I attended seventh grade at the Elbon school with Leona teaching. One day during the school year Harold Ferguson, his sister Helen, and I drove to Moenville. I stayed  at Sandals and visited Esther. We were in a Model T with side curtains. Near Deep Creek Lutheran church we hit icy roads and the car tipped over; I was thrown out the back and received a bump on the head. We drove back to Elbon after getting the car back on its wheels. Back at school I was sick. Looking back I think I lost some memory from the bump on my head.

My parents and I moved to the Hardingrove community and lived on the edge of the flat. We could look over the creek to the Hartley area. Leona and John Sandal later lived nearby.

I started eighth grade at Moenville with Leona teaching. I finished the school year at Hardingrove, where I graduated from the eighth grade.

I started ninth grade at the King School near Milesville. I lived in the dormitory during the week. My folks did not have a car and it was difficult to get back and forth. I went to the King School for about a month. The rest of the year I stayed  with Chloe and Fred Carlson at Pine Ridge where Chloe was a nurse and Fred was an auto mechanic.

I attended tenth grade at Marietta consolidated school. The teacher was Mary Kennedy. I stayed with the Teeples, who lived west of the Deucher home. Rosy Mercy, an orphan girl who later married James Beaton, and Marie Mercy, a sister of Rosy, was also staying there. A little school bus driven by Tracy Walker took us to school. Marietta School had big sliding doors to separate the grade school from the high school. Gordon Stevenson, an eighth  grader, sat where the doors came together, while I sat on the other side. He would give a signal and I would put my hand out and he would give me candy or something else. One time he did this and I put my hand out and he put a dead mouse in my hand. After this experience I never put my hand out again.

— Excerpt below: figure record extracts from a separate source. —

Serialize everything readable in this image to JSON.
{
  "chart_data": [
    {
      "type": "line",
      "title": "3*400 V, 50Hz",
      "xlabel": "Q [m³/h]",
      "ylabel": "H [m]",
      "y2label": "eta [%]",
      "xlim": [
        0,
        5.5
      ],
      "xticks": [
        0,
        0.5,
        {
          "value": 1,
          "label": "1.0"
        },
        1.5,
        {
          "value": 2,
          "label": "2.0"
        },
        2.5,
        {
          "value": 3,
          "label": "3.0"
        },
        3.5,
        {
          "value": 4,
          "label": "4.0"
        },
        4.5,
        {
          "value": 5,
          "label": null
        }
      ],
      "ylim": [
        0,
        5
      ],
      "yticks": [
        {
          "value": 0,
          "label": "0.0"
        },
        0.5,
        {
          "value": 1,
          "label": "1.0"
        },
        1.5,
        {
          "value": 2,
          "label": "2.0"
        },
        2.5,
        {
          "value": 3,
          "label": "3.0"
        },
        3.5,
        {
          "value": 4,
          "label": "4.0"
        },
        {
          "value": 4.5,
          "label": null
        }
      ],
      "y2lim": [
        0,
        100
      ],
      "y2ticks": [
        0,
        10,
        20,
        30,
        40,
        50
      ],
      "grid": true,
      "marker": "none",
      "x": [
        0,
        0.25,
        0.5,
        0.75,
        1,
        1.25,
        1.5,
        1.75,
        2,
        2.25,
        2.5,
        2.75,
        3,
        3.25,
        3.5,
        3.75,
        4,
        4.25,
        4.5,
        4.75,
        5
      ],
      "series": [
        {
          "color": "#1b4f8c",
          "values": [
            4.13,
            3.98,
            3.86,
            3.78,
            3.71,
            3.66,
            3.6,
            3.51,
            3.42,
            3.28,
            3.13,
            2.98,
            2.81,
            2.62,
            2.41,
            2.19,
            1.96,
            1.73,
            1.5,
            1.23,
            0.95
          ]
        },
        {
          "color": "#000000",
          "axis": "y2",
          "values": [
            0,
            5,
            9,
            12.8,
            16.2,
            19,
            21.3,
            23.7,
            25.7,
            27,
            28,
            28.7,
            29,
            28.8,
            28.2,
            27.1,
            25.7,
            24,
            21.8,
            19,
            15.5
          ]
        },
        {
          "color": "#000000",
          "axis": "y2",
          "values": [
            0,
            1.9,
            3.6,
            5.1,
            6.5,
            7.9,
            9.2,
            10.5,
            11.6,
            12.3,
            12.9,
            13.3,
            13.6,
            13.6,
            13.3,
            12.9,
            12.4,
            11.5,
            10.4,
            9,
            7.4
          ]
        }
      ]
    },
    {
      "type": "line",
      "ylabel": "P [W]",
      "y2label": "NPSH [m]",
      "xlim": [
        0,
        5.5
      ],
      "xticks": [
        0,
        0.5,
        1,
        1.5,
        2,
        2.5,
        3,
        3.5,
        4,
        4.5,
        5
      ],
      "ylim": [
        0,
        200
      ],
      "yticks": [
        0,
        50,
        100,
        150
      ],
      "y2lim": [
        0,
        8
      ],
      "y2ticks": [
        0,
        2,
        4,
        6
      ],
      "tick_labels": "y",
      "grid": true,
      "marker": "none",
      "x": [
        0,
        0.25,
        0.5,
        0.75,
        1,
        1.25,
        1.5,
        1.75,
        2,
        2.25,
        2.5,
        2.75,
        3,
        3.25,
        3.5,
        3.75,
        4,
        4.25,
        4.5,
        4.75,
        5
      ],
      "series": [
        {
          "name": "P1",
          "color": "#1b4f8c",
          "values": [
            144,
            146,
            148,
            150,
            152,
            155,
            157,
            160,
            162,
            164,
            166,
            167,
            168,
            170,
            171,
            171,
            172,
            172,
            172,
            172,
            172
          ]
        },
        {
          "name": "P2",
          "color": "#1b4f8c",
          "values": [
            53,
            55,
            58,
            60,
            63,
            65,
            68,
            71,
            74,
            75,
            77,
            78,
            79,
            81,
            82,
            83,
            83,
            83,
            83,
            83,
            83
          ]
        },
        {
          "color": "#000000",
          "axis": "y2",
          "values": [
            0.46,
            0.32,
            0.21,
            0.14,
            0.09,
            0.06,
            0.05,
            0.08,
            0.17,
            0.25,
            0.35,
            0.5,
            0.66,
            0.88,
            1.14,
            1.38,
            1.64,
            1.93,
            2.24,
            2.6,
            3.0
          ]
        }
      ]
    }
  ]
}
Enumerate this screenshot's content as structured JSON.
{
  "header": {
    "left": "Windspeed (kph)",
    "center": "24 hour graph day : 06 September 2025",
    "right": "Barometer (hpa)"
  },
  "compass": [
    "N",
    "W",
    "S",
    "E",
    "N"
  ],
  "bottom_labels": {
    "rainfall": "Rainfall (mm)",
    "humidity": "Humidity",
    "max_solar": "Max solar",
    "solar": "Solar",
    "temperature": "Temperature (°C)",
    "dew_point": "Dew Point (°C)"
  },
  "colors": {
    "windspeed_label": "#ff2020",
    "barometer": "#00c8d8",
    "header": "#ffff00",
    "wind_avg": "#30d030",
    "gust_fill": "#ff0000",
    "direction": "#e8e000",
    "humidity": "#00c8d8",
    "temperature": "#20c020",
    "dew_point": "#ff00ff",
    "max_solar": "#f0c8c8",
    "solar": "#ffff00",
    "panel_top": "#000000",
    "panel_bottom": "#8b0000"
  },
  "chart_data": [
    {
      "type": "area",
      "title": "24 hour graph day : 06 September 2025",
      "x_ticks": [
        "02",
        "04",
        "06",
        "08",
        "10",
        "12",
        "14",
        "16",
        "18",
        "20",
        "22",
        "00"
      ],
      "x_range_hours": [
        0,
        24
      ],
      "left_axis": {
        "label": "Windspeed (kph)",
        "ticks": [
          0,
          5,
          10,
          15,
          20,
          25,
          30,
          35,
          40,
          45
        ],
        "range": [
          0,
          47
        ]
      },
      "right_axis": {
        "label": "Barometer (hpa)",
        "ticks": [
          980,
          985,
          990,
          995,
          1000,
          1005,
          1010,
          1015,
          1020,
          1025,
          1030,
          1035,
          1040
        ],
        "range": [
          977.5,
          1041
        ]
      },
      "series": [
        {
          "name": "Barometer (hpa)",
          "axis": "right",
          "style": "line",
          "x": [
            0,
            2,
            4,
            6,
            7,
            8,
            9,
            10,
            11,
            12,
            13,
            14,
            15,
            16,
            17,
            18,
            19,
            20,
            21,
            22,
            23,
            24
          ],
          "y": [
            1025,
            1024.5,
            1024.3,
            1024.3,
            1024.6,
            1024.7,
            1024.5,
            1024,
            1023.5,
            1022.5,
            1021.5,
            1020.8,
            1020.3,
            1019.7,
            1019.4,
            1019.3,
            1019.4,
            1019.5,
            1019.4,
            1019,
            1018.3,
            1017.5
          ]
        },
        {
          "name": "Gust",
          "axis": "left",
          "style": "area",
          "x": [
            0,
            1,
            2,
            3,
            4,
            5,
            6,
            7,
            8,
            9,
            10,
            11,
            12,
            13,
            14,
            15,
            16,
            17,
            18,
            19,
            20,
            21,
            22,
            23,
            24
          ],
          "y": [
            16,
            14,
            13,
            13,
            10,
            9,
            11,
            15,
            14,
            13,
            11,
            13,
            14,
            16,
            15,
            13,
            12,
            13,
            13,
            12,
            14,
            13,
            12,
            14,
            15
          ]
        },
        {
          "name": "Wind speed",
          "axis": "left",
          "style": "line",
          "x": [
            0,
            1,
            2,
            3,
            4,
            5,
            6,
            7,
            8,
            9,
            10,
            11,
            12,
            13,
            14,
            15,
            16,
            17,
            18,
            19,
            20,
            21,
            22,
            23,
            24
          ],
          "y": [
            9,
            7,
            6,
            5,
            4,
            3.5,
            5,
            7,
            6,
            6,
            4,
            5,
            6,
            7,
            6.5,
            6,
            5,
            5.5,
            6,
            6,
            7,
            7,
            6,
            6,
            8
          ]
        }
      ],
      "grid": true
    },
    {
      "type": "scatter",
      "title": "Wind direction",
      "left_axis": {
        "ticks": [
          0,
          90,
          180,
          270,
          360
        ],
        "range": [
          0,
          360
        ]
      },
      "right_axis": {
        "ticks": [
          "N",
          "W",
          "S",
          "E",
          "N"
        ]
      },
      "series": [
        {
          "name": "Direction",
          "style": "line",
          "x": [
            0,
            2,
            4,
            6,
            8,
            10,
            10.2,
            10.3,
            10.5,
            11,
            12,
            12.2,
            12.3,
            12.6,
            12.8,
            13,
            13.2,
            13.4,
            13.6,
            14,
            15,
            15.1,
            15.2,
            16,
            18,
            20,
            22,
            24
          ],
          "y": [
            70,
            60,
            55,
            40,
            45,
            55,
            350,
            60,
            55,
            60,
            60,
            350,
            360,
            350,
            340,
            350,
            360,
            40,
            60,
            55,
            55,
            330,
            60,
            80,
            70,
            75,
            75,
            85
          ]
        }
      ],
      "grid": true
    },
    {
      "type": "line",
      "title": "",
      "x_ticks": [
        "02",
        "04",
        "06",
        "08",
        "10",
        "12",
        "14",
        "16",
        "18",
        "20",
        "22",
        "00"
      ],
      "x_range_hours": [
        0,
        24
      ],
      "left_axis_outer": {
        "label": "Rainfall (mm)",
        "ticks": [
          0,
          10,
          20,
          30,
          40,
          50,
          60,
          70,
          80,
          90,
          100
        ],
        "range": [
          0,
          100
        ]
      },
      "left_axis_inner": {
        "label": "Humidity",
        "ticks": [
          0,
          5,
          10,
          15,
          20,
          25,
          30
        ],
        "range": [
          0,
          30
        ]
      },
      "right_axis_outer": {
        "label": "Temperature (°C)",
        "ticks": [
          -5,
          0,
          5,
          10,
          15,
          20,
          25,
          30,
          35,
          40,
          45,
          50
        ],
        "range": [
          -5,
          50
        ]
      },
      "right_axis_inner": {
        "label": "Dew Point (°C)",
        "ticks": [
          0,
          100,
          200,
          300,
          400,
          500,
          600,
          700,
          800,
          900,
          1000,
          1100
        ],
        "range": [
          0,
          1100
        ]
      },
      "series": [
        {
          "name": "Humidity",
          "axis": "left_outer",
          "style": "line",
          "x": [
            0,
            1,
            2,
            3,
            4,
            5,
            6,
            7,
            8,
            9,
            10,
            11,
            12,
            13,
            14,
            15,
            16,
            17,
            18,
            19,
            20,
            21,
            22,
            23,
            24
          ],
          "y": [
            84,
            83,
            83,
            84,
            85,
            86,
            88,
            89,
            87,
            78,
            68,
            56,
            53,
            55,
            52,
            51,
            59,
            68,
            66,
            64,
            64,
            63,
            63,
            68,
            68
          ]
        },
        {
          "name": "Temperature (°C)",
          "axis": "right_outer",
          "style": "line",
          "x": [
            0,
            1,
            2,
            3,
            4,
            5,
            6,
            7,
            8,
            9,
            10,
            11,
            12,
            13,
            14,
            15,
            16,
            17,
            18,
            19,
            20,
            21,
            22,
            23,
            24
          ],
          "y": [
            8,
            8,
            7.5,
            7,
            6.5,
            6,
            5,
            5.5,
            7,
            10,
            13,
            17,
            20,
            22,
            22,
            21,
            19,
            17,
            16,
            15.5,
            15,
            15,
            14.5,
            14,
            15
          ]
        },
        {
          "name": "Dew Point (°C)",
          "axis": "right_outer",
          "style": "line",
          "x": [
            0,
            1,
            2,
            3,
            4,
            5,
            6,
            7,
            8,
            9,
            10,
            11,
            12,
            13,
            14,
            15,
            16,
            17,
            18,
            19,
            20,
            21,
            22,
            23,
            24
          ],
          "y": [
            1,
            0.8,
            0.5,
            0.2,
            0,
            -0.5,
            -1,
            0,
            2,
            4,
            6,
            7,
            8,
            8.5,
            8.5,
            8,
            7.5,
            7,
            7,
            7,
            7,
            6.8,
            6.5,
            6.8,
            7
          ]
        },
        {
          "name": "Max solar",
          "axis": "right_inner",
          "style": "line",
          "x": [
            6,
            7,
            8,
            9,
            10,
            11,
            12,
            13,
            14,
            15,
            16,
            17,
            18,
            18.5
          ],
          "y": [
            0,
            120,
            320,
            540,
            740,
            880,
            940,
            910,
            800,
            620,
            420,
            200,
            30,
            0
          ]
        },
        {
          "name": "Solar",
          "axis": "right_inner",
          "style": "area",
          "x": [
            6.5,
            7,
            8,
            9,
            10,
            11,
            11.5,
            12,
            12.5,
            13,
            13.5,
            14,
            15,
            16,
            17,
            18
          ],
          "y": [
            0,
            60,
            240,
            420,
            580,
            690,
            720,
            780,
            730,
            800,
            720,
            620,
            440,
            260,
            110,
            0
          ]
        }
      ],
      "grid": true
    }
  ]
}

I attended eleventh grade at Philip high school. Mable Parsons and I batched in a room with an oil stove. We slept  and cooked our meals there during the week. It was in the Michaels (Ainsley) house on the hill.

Just before I was ready for the twelfth grade Chloe and Fred, who now lived in Alliance, Nebraska, visited us. They said that in Alliance I could take normal training while in high school and then teach right after graduation. Jewel and Harold took me to Chloe and Fred’s in Alliance and then left. When I went to the high school to register the superintendent said “You can’t do that, it is a two year course, plus you must pass tests. The program is to be done during the junior and senior years of school”. He said it would be impossible to complete the course in one year. I told him “well, I am here, my ride has gone back, can I try it?” The superintendent said I could try. I did pass the classes and passed the teacher tests. While going to school I worked at Dr Bowman’s for room and board. I went home that summer and slept for six weeks.  

I went back to Alliance, but it was too late to get a school. I worked at a “nice” clothing store and boarded at the owners home and cleaned their house for my board. I learned a lot at the store and their home - it was a fancy home. Later I got a job at the telephone office and stayed in the Martin home.

I taught at rural schools in the Alliance area for five years. I also attended Chadron Teachers College. I worked summers at the telephone offices in Alliance and Deadwood. While in Deadwood I stayed in the Stewart home on Williams Street. I stayed at home one summer.